法相懇談会、外国人技能実習制度の拡大方針を6月10日に提言

 受入れ期間を5年に延長し、介護や総菜製造、林業などの分野も

 
 法務大臣の私的懇談会である「第6次出入国管理政策懇談会・外国人受入れ制度検討分科会」は6月10日、報告書「技能実習生の見直しの方向性に関する検討結果」を発表しました。技能実習制度は日本の技術を途上国の人に学んでもらうという趣旨で、「外国人研修・技能実習制度」として1993年に導入された制度です。

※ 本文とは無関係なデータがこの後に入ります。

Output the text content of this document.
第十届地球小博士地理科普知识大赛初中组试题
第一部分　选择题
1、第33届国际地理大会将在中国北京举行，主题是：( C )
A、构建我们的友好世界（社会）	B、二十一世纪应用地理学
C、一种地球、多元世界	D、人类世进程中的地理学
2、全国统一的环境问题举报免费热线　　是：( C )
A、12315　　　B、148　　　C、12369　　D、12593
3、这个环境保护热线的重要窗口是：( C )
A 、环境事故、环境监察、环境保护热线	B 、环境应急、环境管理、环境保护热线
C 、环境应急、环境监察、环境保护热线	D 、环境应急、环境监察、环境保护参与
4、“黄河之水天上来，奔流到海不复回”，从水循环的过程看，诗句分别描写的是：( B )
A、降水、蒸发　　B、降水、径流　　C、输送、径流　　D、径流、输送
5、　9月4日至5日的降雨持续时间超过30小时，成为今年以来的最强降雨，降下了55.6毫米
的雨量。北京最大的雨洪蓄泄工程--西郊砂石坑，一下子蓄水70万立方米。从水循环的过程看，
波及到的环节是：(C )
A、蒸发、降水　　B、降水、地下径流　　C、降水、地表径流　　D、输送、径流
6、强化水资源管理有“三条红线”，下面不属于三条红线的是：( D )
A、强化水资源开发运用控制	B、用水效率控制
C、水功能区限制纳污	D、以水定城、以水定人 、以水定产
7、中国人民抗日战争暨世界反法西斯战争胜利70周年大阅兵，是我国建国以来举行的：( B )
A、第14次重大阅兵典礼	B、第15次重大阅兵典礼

 報告書では、受入れ期間を現行の最長3年から5年に延ばすこと、仕事の対象を現在の68職種に介護等のサービス業、自動車整備業、林業、惣菜製造業、店舗運営管理等の5分野の追加を検討するべきだとしています。
 分科会の議論の過程で、「いまだに残業代の未払いや保証金の徴収,旅券等の強制的な保管等が生じている」「報酬も最低賃金(場合によっては下回っているケースもあり)又はこれを若干上回るにすぎない額であるのに加えて、雇用主を自由に変更することもできず、さらに相談体制が十分ではなく、技能実習生が申告しにくい状況になっているのではないか」「送出し機関については、違約金や保証金の徴収など、送出し機関による不当な中間搾取に対しては国内の適正化だけでは不十分である」といった技能実習生に対する人権侵害が引き続き起きているという意見が分科会メンバーから指摘されたとしています。そして、本来の制度目的から乖離し、人権侵害や法令違反を惹起している実習実施機関については現行制度を廃止しこれに代わる新制度の導入を図るべきであるとの意見も出されています。

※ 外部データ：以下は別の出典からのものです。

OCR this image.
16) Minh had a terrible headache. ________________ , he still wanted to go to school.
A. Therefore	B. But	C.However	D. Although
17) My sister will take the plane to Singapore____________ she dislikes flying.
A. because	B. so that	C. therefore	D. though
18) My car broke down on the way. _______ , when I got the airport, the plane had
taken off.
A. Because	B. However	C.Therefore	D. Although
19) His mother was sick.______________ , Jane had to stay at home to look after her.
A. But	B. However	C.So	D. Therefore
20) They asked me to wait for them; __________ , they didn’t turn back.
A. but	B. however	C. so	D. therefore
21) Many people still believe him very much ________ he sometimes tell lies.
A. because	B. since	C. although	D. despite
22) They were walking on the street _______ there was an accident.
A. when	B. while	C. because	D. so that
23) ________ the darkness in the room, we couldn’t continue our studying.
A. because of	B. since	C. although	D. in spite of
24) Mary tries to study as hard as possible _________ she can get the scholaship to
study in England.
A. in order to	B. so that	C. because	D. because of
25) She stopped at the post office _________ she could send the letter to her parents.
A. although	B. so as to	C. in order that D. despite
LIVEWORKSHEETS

 しかし、結論的には「問題点を徹底的に改善した上で、 制度の活用を図る」ということを分科会としての基本的な考え方としたのです。
 報告書では、期間延長や対象職種の拡大のほか、企業の従業員数などに応じて定めている受け入れ人数の上限の緩和も提言しています。
 東日本大震災の復興事業の加速と、2020年オリンピック・パラリンピック東京大会の開催準備のために、建設関連の需要が一気に高まっているなか、深刻な人手不足の現状を受けて、安倍政権は4月4日、経済財政諮問会議と産業競争力合同会議において、「緊急措置」として建設分野における外国人労働者の受け入れを増やす方針を固めています。今回の報告はその意向を受けたものです。政府は6月中に策定する新たな成長戦略に報告書の内容を反映させる方針です。

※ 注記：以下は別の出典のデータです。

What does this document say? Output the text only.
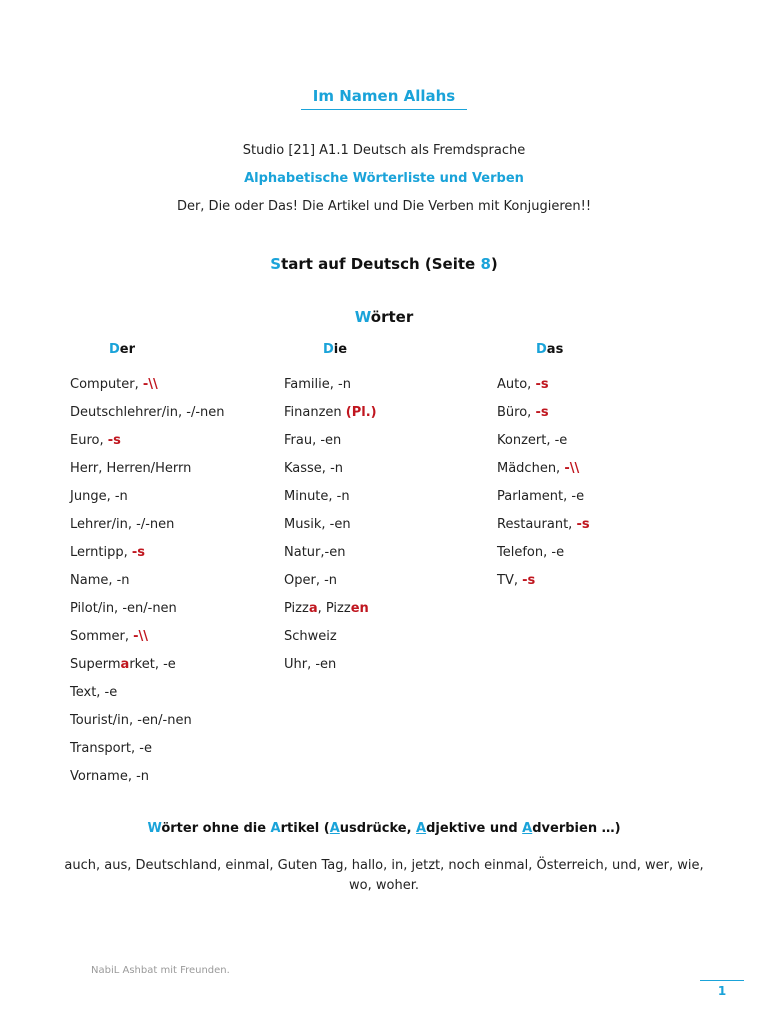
Im Namen Allahs
Studio [21] A1.1 Deutsch als Fremdsprache
Alphabetische Wörterliste und Verben
Der, Die oder Das! Die Artikel und Die Verben mit Konjugieren!!
Start auf Deutsch (Seite 8)
Wörter
Der	Die	Das
Computer, -\\
Deutschlehrer/in, -/-nen
Euro, -s
Herr, Herren/Herrn
Junge, -n
Lehrer/in, -/-nen
Lerntipp, -s
Name, -n
Pilot/in, -en/-nen
Sommer, -\\
Supermarket, -e
Text, -e
Tourist/in, -en/-nen
Transport, -e
Vorname, -n
Familie, -n
Finanzen (Pl.)
Frau, -en
Kasse, -n
Minute, -n
Musik, -en
Natur,-en
Oper, -n
Pizza, Pizzen
Schweiz
Uhr, -en
Auto, -s
Büro, -s
Konzert, -e
Mädchen, -\\
Parlament, -e
Restaurant, -s
Telefon, -e
TV, -s
Wörter ohne die Artikel (Ausdrücke, Adjektive und Adverbien …)
auch, aus, Deutschland, einmal, Guten Tag, hallo, in, jetzt, noch einmal, Österreich, und, wer, wie, wo, woher.
NabiL Ashbat mit Freunden.
1
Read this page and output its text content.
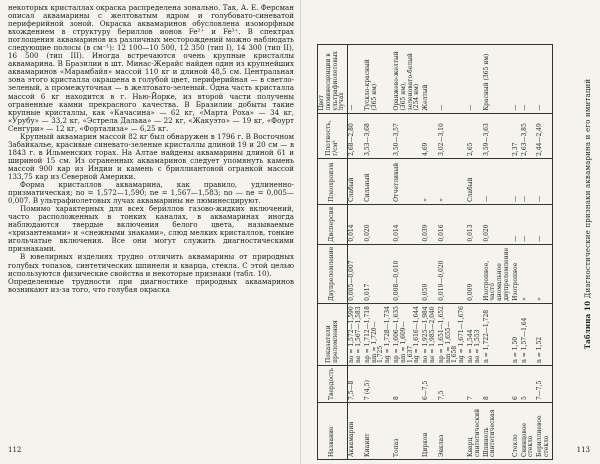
некоторых кристаллах окраска распределена зонально. Так, А. Е. Ферсман описал аквамарины с желтоватым ядром и голубовато-синеватой периферийной зоной. Окраска аквамаринов обусловлена изоморфным вхождением в структуру бериллов ионов Fe²⁺ и Fe³⁺. В спектрах поглощения аквамаринов из различных месторождений можно наблюдать следующие полосы (в см⁻¹): 12 100—10 500, 12 350 (тип I), 14 300 (тип II), 16 500 (тип III). Иногда встречаются очень крупные кристаллы аквамарина. В Бразилии в шт. Минас-Жерайс найден один из крупнейших аквамаринов «Марамбайя» массой 110 кг и длиной 48,5 см. Центральная зона этого кристалла окрашена в голубой цвет, периферийная — в светло-зеленый, а промежуточная — в желтовато-зеленый. Одна часть кристалла массой 6 кг находится в г. Нью-Йорке, из второй части получены ограненные камни прекрасного качества. В Бразилии добыты такие крупные кристаллы, как «Качасина» — 62 кг, «Марта Роха» — 34 кг, «Урубу» — 33,2 кг, «Эстрела Дальва» — 22 кг, «Жакуэто» — 19 кг, «Фоурт Сенгури» — 12 кг, «Фортализа» — 6,25 кг.

Крупный аквамарин массой 82 кг был обнаружен в 1796 г. В Восточном Забайкалье, красивые синевато-зеленые кристаллы длиной 19 и 20 см — в 1843 г. в Ильменских горах. На Алтае найдены аквамарины длиной 61 и шириной 15 см. Из ограненных аквамаринов следует упомянуть камень массой 900 кар из Индии и камень с бриллиантовой огранкой массой 133,75 кар из Северной Америки.

Форма кристаллов аквамарина, как правило, удлиненно-призматическая; nо = 1,572—1,590; nе = 1,567—1,583; nо — nе = 0,005—0,007. В ультрафиолетовых лучах аквамарины не люминесцируют.

Помимо характерных для всех бериллов газово-жидких включений, часто расположенных в тонких каналах, в аквамаринах иногда наблюдаются твердые включения белого цвета, называемые «хризантемами» и «снежными знаками», слюд мелких кристаллов, тонкие игольчатые включения. Все они могут служить диагностическими признаками.

В ювелирных изделиях трудно отличить аквамарины от природных голубых топазов, синтетических шпинели и кварца, стекла. С этой целью используются физические свойства и некоторые признаки (табл. 10).

Определенные трудности при диагностике природных аквамаринов возникают из-за того, что голубая окраска

112	Название	Твердость	Показатели преломления	Двупреломление	Дисперсия	Плеохроизм	Плотность, г/см³	Цвет люминесценции в ультрафиолетовых лучах
Аквамарин	7,5—8	nо = 1,572—1,590
nе = 1,567—1,583	0,005—0,007	0,014	Слабый	2,68—2,80	—
Кианит	7 (4,5)	nр = 1,712—1,718
nm = 1,720—1,725
ng = 1,728—1,734	0,017	0,020	Сильный	3,53—3,68	Тускло-красный (365 нм)
Топаз	8	np = 1,606—1,635
nm = 1,609—1,637
ng = 1,616—1,644	0,008—0,010	0,014	Отчетливый	3,50—3,57	Оранжево-желтый (365 нм), зеленовато-белый (254 нм)
Циркон	6—7,5	nо = 1,925—1,984
nе = 1,985—2,040	0,059	0,039	»	4,69	Желтый
Эвклаз	7,5	nр = 1,651—1,652
nm = 1,655—1,658
ng = 1,671—1,676	0,019—0,020	0,016	»	3,02—3,10	—
Кварц синтетический	7	nо = 1,544
nе = 1,553	0,009	0,013	Слабый	2,65	—
Шпинель синтетическая	8	n = 1,722—1,728	Изотропное, часто аномальное двупреломление	0,020	—	3,59—3,63	Красный (365 нм)
Стекло	6	n = 1,50	Изотропное	—	—	2,37	—
Свинцовое стекло	5	n = 1,57—1,64	»	—	—	2,63—3,85	—
Бериллиевое стекло	7—7,5	n = 1,52	»	—	—	2,44—2,49	—
Таблица 10 Диагностические признаки аквамарина и его имитаций
113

 一方、内閣府に設置されている「国家戦略特別区域諮問会議」は、「女性の活躍推進、家事支援ニーズへの対応のための外国人家事支援人材の活用」という提言を行っています。
 

 日弁連や移住連、技能実習制度拡大に反対の提言

 
 そうしたなか、日本弁護士連合会は4月3日、「外国人の非熟練労働者受入れにおいて、外国人技能実習制度を利用することに反対する会長声明」を出し、「東京オリンピック開催の準備等を理由とした一時的な建設労働者の受入れを行うとしても、技能実習制度の存続を前提とした制度構築をするべきではない」と訴えています。また、「技能実習制度を維持・拡大し、受入れ期間の延長や再技能実習を認めることは、人権侵害の温床を拡大する結果となるものである」とし、「速やかな技能実習制度の廃止を改めて求める」と政府に対して提言しています。
 また、移住労働者と連帯する全国ネットワーク(移住連)は3月に「建設分野における外国人材活用に係る緊急措置への提言」を発表したのに続き、4月24日に「建設分野における外国人材活用に係る緊急措置」に対する声明を出し、技能実習制度の廃止、および外国人労働者の権利を守るシステムを整備すべきであると提言しています。